Celui-ci entra sans cérémonie et m'aida à me dégager de l'ourlet qui s'était glissé dans une fente au niveau de l'articulation de mon automail et qui frottait contre mes connections nerveuses au moindre mouvement, me faisant un mal de chien. Une fois cela fait, je me dégageais enfin la tête avec un soupir de soulagement.
- Merci, Hugues, fis-je en rougissant, honteux de m'être rendu ridicule.
- Maes Hugues, toujours à la rescousse ! Répondit-il avec enthousiasme.
Finalement, comme nous étions pressés de retourner avec les autres, Hugues est resté et nous nous sommes déshabillés en même temps, rinçant nos vêtements au fur et à mesure que nous les enlevions. Une fois essorés, ils finissaient empilés sur le couvercle de la cuvette. Hugues s'étant pris un bouton de chemise dans les cheveux, ce fut à moi de l'aider, ce que je fis en dissimulant ma gène. Heureusement, les dégats n'avaient pas atteint nos sous-vêtements, auquel cas je n'aurais pas eu l'air malin. En fait, j'aurais carrément été géné. Déjà que là, en étant tous les deux torse nu dans une pièce aussi exiguë... Je mis de côté ces arrières pensées qui n'avaient pas lieu d'être et me savonnais vigoureusement le bras et le visage avec le savon desséché qui trainait là. Mais pour mes cheveux, même après les avoir rincés, ils ressemblaient à une pelote régurgitée par une chouette qu'autre chose. J'étais passagement découragé, d'autant plus que Hugues était mort de rire de voir ma chevelure se plier à toutes ses fantaisies, y compris la crète. Excédé, je me retournais pour lui donner un coup de poing, mais je perdis l'équilibre en faisant volte-face et tombais lourdement sur les fesses. Je sentis une douleur m'irradier le bas du dos. Je jetais un regard noir à Hugues qui riait une fois encore de mon air dépité. Mais comme il était humain, et donc doué de compassion, il me tendis ensuite la main pour m'aider à me relever. Je l'attrappai à contrecoeur et m'apprétai à me hisser au moment précis où un nouveau chaos fit perdre l'équilibre à Hugues qui me tomba brutalement dessous, me faisant pousser un long cri de douleur, puisque je venais de retomber sur la partie la plus sensible de ma petite personne. Pour couronner le tout, j'entendis alors la porte claquer. Clignant des yeux, je jetais un regard inquiet à Hugues dont le visage était terriblement près. La situation me mettait plus que mal à l'aise, pour le coup, j'étais carrément mort de honte. Hugues, qui devait s'en douter, se releva vivement. Il jeta un oeil à la porte avec de se tourner vers moi, se grattant le crâne d'un air gèné.
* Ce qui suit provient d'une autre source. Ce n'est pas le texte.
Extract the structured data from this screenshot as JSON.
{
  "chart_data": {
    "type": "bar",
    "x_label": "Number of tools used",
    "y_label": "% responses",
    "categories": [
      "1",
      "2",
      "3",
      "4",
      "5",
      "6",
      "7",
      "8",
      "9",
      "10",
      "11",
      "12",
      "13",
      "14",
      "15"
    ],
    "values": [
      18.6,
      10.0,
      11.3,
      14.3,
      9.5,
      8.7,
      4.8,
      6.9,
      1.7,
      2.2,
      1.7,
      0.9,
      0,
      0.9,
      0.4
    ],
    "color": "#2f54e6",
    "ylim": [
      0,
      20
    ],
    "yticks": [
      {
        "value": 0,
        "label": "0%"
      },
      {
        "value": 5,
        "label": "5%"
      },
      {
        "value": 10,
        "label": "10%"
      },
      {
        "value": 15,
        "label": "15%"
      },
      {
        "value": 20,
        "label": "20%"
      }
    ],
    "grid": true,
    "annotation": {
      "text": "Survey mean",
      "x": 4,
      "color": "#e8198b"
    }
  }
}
- Je crois qu'on avait oublié de verouiller...bredouilla-t-il avec le petit sourire qu'on ces personnes qui s'aperçoient qu'elles ont fait une grosse bourde et qui ne savent pas si elles doivent en rire ou en pleurer.
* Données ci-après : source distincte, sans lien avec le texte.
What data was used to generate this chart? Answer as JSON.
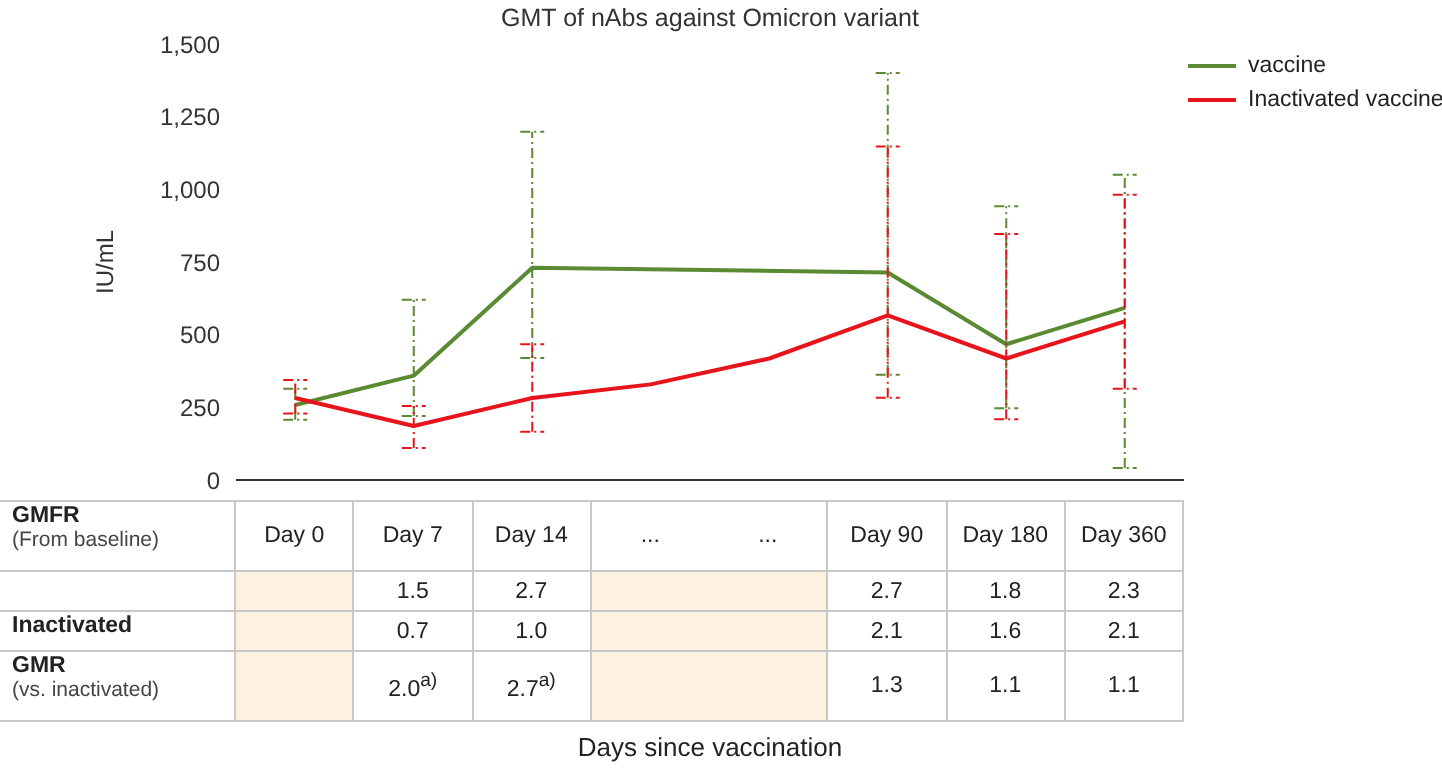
{
  "chart_data": {
    "type": "line",
    "title": "GMT of nAbs against Omicron variant",
    "ylabel": "IU/mL",
    "categories": [
      "Day 0",
      "Day 7",
      "Day 14",
      "...",
      "...",
      "Day 90",
      "Day 180",
      "Day 360"
    ],
    "series": [
      {
        "name": "vaccine",
        "color": "#5a8a32",
        "values": [
          258,
          359,
          730,
          null,
          null,
          714,
          467,
          592
        ],
        "errors": [
          [
            207,
            314
          ],
          [
            220,
            620
          ],
          [
            420,
            1198
          ],
          null,
          null,
          [
            362,
            1400
          ],
          [
            247,
            942
          ],
          [
            41,
            1050
          ]
        ]
      },
      {
        "name": "Inactivated vaccine",
        "color": "#e8141c",
        "values": [
          282,
          186,
          282,
          329,
          418,
          566,
          418,
          546
        ],
        "errors": [
          [
            229,
            344
          ],
          [
            110,
            255
          ],
          [
            166,
            467
          ],
          null,
          null,
          [
            283,
            1147
          ],
          [
            209,
            846
          ],
          [
            314,
            981
          ]
        ]
      }
    ],
    "ylim": [
      0,
      1500
    ],
    "yticks": [
      0,
      {
        "value": 250,
        "label": "250"
      },
      {
        "value": 500,
        "label": "500"
      },
      {
        "value": 750,
        "label": "750"
      },
      {
        "value": 1000,
        "label": "1,000"
      },
      {
        "value": 1250,
        "label": "1,250"
      },
      {
        "value": 1500,
        "label": "1,500"
      }
    ],
    "legend": "top right",
    "marker": "none",
    "line_style": "solid",
    "annotations": [
      "GMFR",
      "(From baseline)",
      "1.5",
      "2.7",
      "2.7",
      "1.8",
      "2.3",
      "Inactivated",
      "0.7",
      "1.0",
      "2.1",
      "1.6",
      "2.1",
      "GMR",
      "(vs. inactivated)",
      "2.0$^{a)}$",
      "2.7$^{a)}$",
      "1.3",
      "1.1",
      "1.1",
      "Days since vaccination"
    ]
  }
}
J'essayais d'imaginer ce qu'avait pu penser la personne qui venait d'entrouvrir la porte. A cette perspective, je ne pus que rougir irrépressiblement, ce que Hugues ne vit pas, étant en train de se rincer la tête. J'essayais de chasser de mon esprit l'aspect équivoque et gènant de notre situation quand Hugues me jeta mon débardeur noir encore humide au visage.
- Rhabille-toi, Edo-kun. On se tire.
Je hochais là tête en signe. Il valait mieux. Il me semblait qu'on avait là heurté la bienséance de quelques personnes.